Add up all of this and the picture for the next four years for the City of Buffalo is murky at best and disastrous as worst.
The control board needs to be activated to get a hold of this runaway train before its goes totally off the tracks.
John LaFalce
Former Western New York Congressman John J. LaFalce passed away this past weekend at the age of 85.
I first met John in 1971. He was a newly elected member of the State Senate. I was a graduate student at SUNY/Albany and had a part-time job with the State Legislature.
After a term in the Senate John was elected to the State Assembly. Then in 1974 he was elected to the House of Representatives, a position he held for 28 years.

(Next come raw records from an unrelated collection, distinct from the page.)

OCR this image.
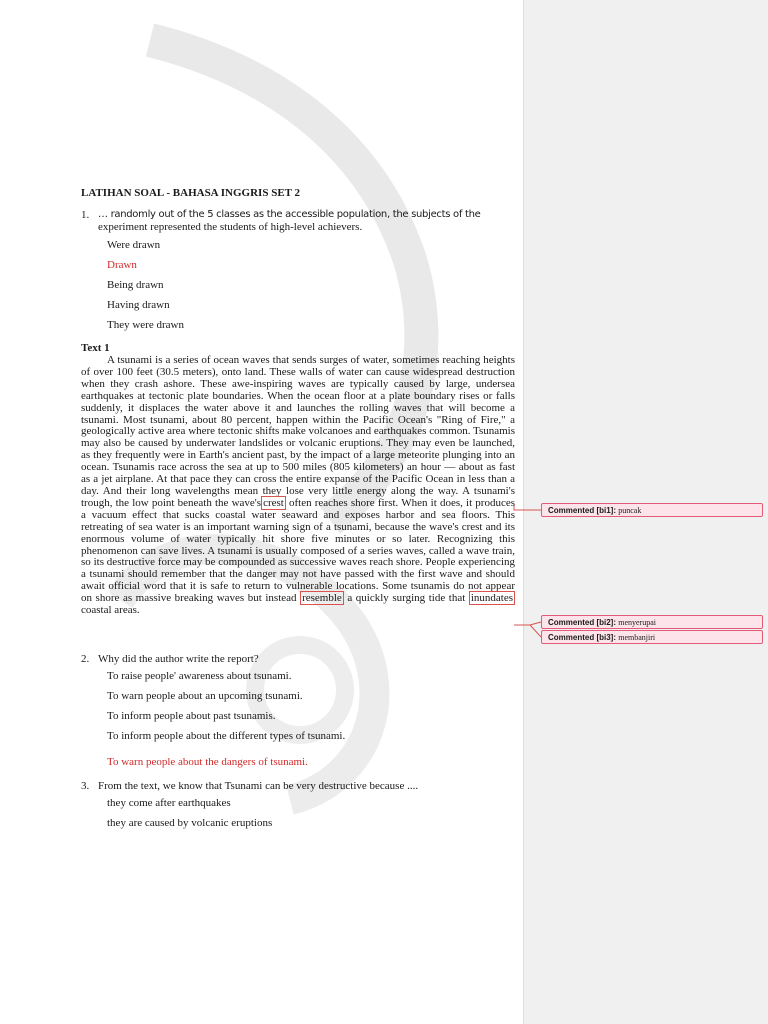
LATIHAN SOAL - BAHASA INGGRIS SET 2
1. … randomly out of the 5 classes as the accessible population, the subjects of the
experiment represented the students of high-level achievers.
Were drawn
Drawn
Being drawn
Having drawn
They were drawn
Text 1
A tsunami is a series of ocean waves that sends surges of water, sometimes reaching heights of over 100 feet (30.5 meters), onto land. These walls of water can cause widespread destruction when they crash ashore. These awe-inspiring waves are typically caused by large, undersea earthquakes at tectonic plate boundaries. When the ocean floor at a plate boundary rises or falls suddenly, it displaces the water above it and launches the rolling waves that will become a tsunami. Most tsunami, about 80 percent, happen within the Pacific Ocean's "Ring of Fire," a geologically active area where tectonic shifts make volcanoes and earthquakes common. Tsunamis may also be caused by underwater landslides or volcanic eruptions. They may even be launched, as they frequently were in Earth's ancient past, by the impact of a large meteorite plunging into an ocean. Tsunamis race across the sea at up to 500 miles (805 kilometers) an hour — about as fast as a jet airplane. At that pace they can cross the entire expanse of the Pacific Ocean in less than a day. And their long wavelengths mean they lose very little energy along the way. A tsunami's trough, the low point beneath the wave's crest often reaches shore first. When it does, it produces a vacuum effect that sucks coastal water seaward and exposes harbor and sea floors. This retreating of sea water is an important warning sign of a tsunami, because the wave's crest and its enormous volume of water typically hit shore five minutes or so later. Recognizing this phenomenon can save lives. A tsunami is usually composed of a series waves, called a wave train, so its destructive force may be compounded as successive waves reach shore. People experiencing a tsunami should remember that the danger may not have passed with the first wave and should await official word that it is safe to return to vulnerable locations. Some tsunamis do not appear on shore as massive breaking waves but instead resemble a quickly surging tide that inundates coastal areas.
2. Why did the author write the report?
To raise people' awareness about tsunami.
To warn people about an upcoming tsunami.
To inform people about past tsunamis.
To inform people about the different types of tsunami.
To warn people about the dangers of tsunami.
3. From the text, we know that Tsunami can be very destructive because ....
they come after earthquakes
they are caused by volcanic eruptions
Commented [bi1]: puncak
Commented [bi2]: menyerupai
Commented [bi3]: membanjiri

During his time in the House John became an active and leading member of the House Financial Services Committee. He led the fight for federal funding to deal with the environmental disaster known as Love Canal and led efforts to create the federal Super Fund that was set up to deal with such catastrophes.
After he left Congress we were both at Canisius College. John produced a speakers series on important topics for the students. I was the director of government relations. We took the opportunity to get together for lunch occasionally and he often commented on my blog posts.
John LaFalce served during a different era in Congress, when across-the-aisle work was more common than the vitriolic manner that often exists today. The public was well served with John LaFalce in Congress. Rest in peace, John.